Walking for 30 minutes most days can be an easily achievable target, perhaps walking all or part of the way to work, or a 15 minute burst at lunchtime and another in the evening. As your fitness improves, you could even try alternating with a slow jog.
Taking the stairs instead of the elevator is a choice that will become automatic after a short time.
Yoga reduces stress and improves strength, flexibility, coordination, circulation and posture. It may even reduce the frequency of asthma attacks.
Yoga is an ancient Indian practice, dating back more than 5000 years. The word yoga means union, and was originally designed to lead to union of the human spirit with nature. However, today many people use it as a technique to link the body and mind in a way that encourages peacefulness and relaxation. It uses stretching postures, breathing, and meditation techniques to calm the mind and tone the body.
There are different types of yoga, but almost of those used in the West are forms of Hatha Yoga. This is a combination of asanas (physical exercises and postures), pranayamas (breathing techniques) and meditation.

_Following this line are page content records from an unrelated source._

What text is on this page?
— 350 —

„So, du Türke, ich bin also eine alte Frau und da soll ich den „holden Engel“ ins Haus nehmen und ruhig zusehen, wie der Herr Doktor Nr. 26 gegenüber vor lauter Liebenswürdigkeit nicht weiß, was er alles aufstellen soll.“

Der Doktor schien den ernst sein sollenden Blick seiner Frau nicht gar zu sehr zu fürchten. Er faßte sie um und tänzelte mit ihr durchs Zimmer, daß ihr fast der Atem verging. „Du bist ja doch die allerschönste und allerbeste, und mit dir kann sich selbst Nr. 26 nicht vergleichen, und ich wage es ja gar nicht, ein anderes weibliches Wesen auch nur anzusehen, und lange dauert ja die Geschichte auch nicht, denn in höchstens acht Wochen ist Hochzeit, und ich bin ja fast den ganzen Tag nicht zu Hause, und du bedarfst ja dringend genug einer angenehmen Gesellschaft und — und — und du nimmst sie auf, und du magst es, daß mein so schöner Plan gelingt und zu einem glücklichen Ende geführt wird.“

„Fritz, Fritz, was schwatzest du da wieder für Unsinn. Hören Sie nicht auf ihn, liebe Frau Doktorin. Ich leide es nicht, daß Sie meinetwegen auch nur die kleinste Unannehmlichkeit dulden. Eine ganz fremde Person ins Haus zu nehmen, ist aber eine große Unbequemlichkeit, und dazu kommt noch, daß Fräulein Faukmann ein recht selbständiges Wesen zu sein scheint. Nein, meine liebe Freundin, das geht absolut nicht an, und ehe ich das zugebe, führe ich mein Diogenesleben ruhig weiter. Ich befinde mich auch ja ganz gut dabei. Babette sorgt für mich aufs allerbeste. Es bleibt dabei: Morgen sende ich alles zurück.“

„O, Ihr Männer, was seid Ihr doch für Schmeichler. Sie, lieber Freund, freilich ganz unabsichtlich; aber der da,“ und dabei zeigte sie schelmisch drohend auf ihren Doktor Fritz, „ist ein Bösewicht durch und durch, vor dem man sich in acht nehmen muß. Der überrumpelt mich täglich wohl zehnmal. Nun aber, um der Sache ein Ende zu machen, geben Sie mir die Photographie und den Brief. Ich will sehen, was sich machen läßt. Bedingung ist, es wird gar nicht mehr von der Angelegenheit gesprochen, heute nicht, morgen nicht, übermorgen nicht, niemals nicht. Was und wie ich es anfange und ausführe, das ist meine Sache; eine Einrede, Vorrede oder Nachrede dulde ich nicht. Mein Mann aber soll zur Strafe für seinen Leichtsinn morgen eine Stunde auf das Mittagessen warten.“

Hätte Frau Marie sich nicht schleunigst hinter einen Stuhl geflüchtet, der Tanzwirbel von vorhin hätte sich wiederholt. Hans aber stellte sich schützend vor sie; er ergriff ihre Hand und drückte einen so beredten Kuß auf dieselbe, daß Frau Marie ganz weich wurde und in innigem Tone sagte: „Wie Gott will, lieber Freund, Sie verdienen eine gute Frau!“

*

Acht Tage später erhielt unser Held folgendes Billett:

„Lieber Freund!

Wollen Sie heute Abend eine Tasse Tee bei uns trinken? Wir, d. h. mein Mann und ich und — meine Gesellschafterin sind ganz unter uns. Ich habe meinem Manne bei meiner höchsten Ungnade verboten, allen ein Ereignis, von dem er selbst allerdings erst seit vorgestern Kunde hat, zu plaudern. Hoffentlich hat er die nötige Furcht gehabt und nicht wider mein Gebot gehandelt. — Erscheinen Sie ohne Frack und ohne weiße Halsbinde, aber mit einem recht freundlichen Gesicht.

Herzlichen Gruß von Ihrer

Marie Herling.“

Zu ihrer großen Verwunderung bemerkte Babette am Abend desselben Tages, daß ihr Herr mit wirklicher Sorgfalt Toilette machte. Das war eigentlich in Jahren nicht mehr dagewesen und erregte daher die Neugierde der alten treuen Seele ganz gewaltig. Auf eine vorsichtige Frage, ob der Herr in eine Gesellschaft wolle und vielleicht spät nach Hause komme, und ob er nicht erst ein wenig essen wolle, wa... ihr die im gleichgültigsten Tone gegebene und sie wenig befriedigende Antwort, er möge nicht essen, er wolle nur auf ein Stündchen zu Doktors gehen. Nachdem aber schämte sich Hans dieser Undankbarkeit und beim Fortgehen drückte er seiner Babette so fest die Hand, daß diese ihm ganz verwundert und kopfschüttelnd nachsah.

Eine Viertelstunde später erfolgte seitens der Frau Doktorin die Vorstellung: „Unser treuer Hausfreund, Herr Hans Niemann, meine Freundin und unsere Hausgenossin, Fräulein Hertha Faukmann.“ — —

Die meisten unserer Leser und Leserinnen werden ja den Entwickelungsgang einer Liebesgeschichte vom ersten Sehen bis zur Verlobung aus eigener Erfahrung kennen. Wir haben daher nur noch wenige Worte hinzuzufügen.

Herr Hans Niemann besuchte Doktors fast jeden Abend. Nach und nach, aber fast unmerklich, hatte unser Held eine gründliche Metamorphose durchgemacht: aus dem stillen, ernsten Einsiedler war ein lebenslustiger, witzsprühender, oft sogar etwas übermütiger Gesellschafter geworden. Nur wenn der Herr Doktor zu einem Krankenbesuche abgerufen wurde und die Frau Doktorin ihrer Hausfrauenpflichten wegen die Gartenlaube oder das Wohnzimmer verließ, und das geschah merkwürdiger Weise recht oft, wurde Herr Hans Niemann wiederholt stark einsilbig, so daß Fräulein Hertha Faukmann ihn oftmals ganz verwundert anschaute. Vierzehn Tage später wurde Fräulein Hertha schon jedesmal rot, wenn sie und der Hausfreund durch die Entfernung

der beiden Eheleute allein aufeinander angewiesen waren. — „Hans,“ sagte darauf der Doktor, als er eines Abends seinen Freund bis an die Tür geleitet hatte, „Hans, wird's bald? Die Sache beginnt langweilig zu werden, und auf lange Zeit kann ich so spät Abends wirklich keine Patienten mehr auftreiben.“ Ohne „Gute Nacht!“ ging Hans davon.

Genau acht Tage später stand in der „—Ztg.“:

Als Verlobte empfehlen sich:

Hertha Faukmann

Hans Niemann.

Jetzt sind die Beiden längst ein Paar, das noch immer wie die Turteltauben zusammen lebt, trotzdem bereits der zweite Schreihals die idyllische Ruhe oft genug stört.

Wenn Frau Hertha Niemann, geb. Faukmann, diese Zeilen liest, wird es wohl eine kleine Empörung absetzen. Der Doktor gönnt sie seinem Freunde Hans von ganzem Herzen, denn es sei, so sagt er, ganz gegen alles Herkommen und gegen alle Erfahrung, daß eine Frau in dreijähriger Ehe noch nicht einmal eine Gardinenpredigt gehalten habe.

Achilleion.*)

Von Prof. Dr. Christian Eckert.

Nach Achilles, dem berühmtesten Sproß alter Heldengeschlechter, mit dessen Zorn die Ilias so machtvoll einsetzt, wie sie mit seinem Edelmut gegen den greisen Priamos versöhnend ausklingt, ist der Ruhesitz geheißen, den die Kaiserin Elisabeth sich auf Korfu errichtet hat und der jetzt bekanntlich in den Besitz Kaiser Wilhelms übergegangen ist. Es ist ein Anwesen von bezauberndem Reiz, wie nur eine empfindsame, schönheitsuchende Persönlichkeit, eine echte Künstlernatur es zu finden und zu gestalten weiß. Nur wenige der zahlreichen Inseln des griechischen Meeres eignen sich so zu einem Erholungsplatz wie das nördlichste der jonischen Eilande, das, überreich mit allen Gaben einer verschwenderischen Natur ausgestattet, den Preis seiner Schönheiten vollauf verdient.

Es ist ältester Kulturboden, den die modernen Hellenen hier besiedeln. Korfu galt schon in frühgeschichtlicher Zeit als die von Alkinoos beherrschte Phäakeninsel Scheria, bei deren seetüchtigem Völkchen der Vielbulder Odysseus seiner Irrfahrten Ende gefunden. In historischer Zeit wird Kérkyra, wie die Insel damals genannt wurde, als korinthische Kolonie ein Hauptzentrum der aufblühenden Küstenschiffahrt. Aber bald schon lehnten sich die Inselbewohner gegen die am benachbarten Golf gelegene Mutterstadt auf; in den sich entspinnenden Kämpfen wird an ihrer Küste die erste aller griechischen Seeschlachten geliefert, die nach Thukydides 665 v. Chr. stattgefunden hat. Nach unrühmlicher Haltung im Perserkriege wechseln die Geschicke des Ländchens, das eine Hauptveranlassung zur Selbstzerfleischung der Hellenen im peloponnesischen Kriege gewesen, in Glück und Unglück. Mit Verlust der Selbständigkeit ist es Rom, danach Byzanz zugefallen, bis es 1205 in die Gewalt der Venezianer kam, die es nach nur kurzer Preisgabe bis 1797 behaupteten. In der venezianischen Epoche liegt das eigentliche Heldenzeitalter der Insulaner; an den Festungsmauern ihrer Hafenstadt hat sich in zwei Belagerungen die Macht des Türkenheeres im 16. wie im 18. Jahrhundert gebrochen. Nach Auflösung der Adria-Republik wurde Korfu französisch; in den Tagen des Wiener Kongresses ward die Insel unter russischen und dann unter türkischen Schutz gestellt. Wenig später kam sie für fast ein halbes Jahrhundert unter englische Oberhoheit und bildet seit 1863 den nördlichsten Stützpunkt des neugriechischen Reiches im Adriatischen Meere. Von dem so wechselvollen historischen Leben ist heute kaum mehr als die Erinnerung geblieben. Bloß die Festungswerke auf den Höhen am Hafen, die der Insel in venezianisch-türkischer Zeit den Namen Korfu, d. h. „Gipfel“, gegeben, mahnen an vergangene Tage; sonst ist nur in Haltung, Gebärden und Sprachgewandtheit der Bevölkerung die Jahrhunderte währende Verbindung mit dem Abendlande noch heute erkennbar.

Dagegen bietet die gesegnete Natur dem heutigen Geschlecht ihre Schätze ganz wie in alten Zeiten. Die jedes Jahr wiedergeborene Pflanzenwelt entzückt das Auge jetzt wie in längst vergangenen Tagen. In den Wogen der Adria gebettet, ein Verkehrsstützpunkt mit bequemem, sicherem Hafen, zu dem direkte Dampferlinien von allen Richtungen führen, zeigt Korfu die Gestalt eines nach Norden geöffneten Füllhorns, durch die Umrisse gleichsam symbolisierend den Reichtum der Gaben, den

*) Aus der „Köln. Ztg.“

You can learn about yoga from books and videos, but the best way is through attending a class with an experienced instructor.
Also known as tai chi ch’uan, this form of martial art will help to reduce stress and improve strength and flexibility.
Based in the Chinese Taoist philosophy, it was developed for health, self-defense, and spiritual development. It combines a series of gentle physical movements and breathing techniques, allowing you to experience a meditative state. The idea is that it facilitates the flow of chi (“life energy”) through the body by dissolving blockages both within the body and between the body and the environment. Through concentration, coordinated breathing and slow, graceful body movements, it aims to increase well-being.
It has recently been found that Tai Chi has physiological and psychosocial benefits and promotes balance control, flexibility, and cardiovascular fitness in patients with chronic health conditions.
Tai chi is now practiced all over the world and, as with yoga, it’s best to learn from a qualified teacher.
Wang C., Collet J. P. and Lau J. The effect of Tai Chi on health outcomes in patients with chronic conditions: a systematic review. Archives of Internal Medicine, Vol. 164, March 8, 2004, pp. 493-501.